ORT niet verschuldigd over opgenomen levensfasebudgeturen
Het is inmiddels een bekend verhaal voor veel werkgevers. De avond-, nacht- en weekendtoeslag (ORT) is verschuldigd over de wettelijke én bovenwettelijke vakantiedagen. Dit heeft het Gerechtshof Den Haag geoordeeld in haar uitspraak van 13 september 2016. Naar aanleiding van deze uitspraak zagen veel organisaties (met name instellingen in de zorg) zich geconfronteerd met hoge (loon)vorderingen wegens ten onrechte niet-uitbetaalde ORT over opgenomen vakantiedagen. Inmiddels hebben verschillende werknemers- en werkgeversorganisaties hierover – al dan niet in een cao – een regeling getroffen. Onlangs diende zich de vraag aan of ook ORT is verschuldigd over de levensfasebudgeturen.
Levensfasebudgeturen ook vakantie-uren?
De vraag die na de uitspraak van het Gerechtshof Den Haag onbeantwoord bleef, is de vraag of de ORT ook over ander soort verlofuren betaald moet worden. Een aantal cao’s, waaronder de CAO GGZ, kent levensfasebudgeturen. Het systeem houdt in dat de werknemer naast zijn vakantie-uren per kalenderjaar een aantal verlofuren krijgt in de vorm van een levensfasebudget. In de CAO GGZ is bepaald dat een werknemer dit budget dient te benutten voor zijn duurzame inzetbaarheid in elke levensfase. De levensfasebudgeturen kennen drie wijzen van aanwending: zij kunnen jaarlijks worden opgenomen (art. 1 lid 4), zij kunnen worden gespaard om later op te nemen (art. 3) of zij kunnen als geld worden gestort op de levenslooprekening van de werknemer (art. 4). Er wordt in de CAO GGZ echter met geen woord gerept over het al dan niet verschuldigd zijn van ORT over deze vorm van verlofuren.
Op 19 december 2017 heeft het Gerechtshof Den Haag hierover geoordeeld. In eerste aanleg was geoordeeld dat de werkgever over deze uren ook ORT verschuldigd was. Het Gerechtshof oordeelt dat het voor de vraag of ORT betaald moet worden over de levensfasebudgeturen, indien deze als verlof worden opgenomen, bepalend is of deze uren beschouwd kunnen worden als vakantie-uren in de zin van artikel 7:639 BW en artikel 7 van de Arbeidstijdenrichtlijn. In het bevestigende geval dient de ORT ook over deze verlofuren betaald te worden.
Het Gerechtshof overweegt dat boek 7, titel 10, derde afdeling van het BW noch de Arbeidstijdenrichtlijn of de CAO GGZ een definitie van het begrip ‘vakantie’ kennen.
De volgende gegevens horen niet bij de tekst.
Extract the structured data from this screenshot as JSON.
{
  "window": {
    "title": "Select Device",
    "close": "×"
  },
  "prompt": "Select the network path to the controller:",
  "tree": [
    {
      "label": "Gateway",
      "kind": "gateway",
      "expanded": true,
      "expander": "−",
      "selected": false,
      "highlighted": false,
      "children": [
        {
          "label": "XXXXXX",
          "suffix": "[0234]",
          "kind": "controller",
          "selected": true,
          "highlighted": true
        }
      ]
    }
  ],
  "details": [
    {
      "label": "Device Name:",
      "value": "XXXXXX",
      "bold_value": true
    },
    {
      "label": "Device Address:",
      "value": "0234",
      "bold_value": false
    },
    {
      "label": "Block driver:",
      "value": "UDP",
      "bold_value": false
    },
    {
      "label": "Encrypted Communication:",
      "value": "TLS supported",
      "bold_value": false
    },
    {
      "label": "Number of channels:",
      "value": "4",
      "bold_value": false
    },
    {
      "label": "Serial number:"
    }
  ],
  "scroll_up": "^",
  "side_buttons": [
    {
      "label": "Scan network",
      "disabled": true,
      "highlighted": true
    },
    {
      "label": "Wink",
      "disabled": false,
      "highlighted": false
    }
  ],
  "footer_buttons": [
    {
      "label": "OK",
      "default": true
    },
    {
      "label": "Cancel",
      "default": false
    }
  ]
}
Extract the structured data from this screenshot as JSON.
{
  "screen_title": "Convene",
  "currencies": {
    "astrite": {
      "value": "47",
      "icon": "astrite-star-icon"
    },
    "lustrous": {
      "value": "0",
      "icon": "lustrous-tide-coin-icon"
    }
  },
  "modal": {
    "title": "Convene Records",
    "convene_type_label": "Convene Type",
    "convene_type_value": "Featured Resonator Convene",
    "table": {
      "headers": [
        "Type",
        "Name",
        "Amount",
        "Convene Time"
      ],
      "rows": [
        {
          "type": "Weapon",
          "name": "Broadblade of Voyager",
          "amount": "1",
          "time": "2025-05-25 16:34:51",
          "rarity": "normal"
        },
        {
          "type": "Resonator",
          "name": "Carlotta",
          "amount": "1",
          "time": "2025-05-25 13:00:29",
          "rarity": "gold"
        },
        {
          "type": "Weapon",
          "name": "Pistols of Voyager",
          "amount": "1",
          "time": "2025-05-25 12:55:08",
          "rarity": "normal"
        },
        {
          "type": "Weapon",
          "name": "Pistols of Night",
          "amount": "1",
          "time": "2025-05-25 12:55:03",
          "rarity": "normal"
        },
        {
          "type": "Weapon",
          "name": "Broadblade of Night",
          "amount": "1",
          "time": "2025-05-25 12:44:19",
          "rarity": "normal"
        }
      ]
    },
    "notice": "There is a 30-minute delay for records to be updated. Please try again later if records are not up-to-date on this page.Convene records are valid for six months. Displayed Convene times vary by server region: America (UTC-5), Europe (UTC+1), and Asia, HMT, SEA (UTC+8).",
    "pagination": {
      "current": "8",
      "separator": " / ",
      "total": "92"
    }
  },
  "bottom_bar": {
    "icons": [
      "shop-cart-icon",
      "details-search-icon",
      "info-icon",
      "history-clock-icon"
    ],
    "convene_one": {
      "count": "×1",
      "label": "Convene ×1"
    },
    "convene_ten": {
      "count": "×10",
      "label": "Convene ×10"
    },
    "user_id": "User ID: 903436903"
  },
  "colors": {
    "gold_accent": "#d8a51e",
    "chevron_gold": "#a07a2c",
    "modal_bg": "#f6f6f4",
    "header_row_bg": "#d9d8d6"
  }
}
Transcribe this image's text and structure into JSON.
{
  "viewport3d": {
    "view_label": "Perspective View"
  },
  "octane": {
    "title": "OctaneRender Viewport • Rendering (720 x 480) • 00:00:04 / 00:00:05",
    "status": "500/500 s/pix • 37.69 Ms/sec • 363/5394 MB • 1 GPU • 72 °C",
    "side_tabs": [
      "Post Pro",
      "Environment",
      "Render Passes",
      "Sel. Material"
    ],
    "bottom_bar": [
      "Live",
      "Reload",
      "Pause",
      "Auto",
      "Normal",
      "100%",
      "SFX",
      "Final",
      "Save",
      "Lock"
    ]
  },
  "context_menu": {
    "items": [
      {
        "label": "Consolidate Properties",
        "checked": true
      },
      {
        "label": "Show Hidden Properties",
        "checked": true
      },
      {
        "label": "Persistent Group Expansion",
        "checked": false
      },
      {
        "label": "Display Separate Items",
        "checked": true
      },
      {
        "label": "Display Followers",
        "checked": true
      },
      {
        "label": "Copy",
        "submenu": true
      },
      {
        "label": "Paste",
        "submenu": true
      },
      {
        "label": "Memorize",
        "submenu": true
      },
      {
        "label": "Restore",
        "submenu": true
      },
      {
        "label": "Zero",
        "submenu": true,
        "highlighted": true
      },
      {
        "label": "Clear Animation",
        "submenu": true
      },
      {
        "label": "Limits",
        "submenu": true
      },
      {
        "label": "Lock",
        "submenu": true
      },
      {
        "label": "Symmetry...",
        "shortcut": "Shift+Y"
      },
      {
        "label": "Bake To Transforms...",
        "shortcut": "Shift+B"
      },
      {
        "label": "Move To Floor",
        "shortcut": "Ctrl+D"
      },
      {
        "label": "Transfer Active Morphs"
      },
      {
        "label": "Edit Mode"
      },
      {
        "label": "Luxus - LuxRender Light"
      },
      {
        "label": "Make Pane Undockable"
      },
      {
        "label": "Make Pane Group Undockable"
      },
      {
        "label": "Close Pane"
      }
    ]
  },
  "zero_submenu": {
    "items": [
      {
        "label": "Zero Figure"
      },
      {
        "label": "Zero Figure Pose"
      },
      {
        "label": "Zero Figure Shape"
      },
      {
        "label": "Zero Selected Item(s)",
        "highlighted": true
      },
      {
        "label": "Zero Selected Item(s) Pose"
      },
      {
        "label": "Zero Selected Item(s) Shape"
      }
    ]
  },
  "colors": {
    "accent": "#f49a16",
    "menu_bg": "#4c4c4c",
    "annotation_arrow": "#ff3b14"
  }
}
Daarnaast staat het Gerechtshof stil bij eerdere rechtspraak: het doel van de vakantieregeling is de werknemer in verband met de werkbelasting die op hem drukt betaald verlof te verschaffen. Deze doelstelling wordt ook wel als de recuperatiefunctie aangeduid, aldus het Gerechtshof. Samenvattend stelt het Gerechtshof dat vakantie betaald verlof betreft, waarmee wordt beoogd de werknemer te laten recupereren – herstellen – van de werkbelasting.
Het Gerechtshof concludeert vervolgens dat de levensfasebudget-regeling een ander oogmerk heeft dan die van de vakantieregeling. Doel van de levensfasebudget-regeling is het bevorderen van de duurzame inzetbaarheid van de werknemer in elke levensfase. Dit doel is volgens het Gerechtshof niet gelijk te stellen aan of op één lijn te stellen met de recuperatiefunctie in verband met de werkbelasting. Anders dan in de vakantieregeling is het verlof in de regeling van de levensfasebudgeturen niet gericht op het herstellen van de werkbelasting. Doel van de regeling is de individuele werknemer in staat te stellen desgewenst minder te werken in verband met de belasting die een bepaalde levensfase meebrengt. Die belasting kan van allerlei aard zijn, zoals de zorg voor kinderen of naasten, beperkingen als gevolg van leeftijd, of vanwege (andere) privéomstandigheden.
De levensfasebudgeturen zijn niet gelijk te stellen aan vakantie, aldus het Gerechtshof. Een werknemer heeft dan ook geen recht op doorbetaling van de ORT over opgenomen levensfasebudgeturen.
Conclusie
Het Gerechtshof heeft met deze principiële uitspraak duidelijkheid gecreëerd.
Het blijft voor de werkgever van belang goed te registreren welke uren de werknemer opneemt, vakantie-uren of levensfasebudgeturen.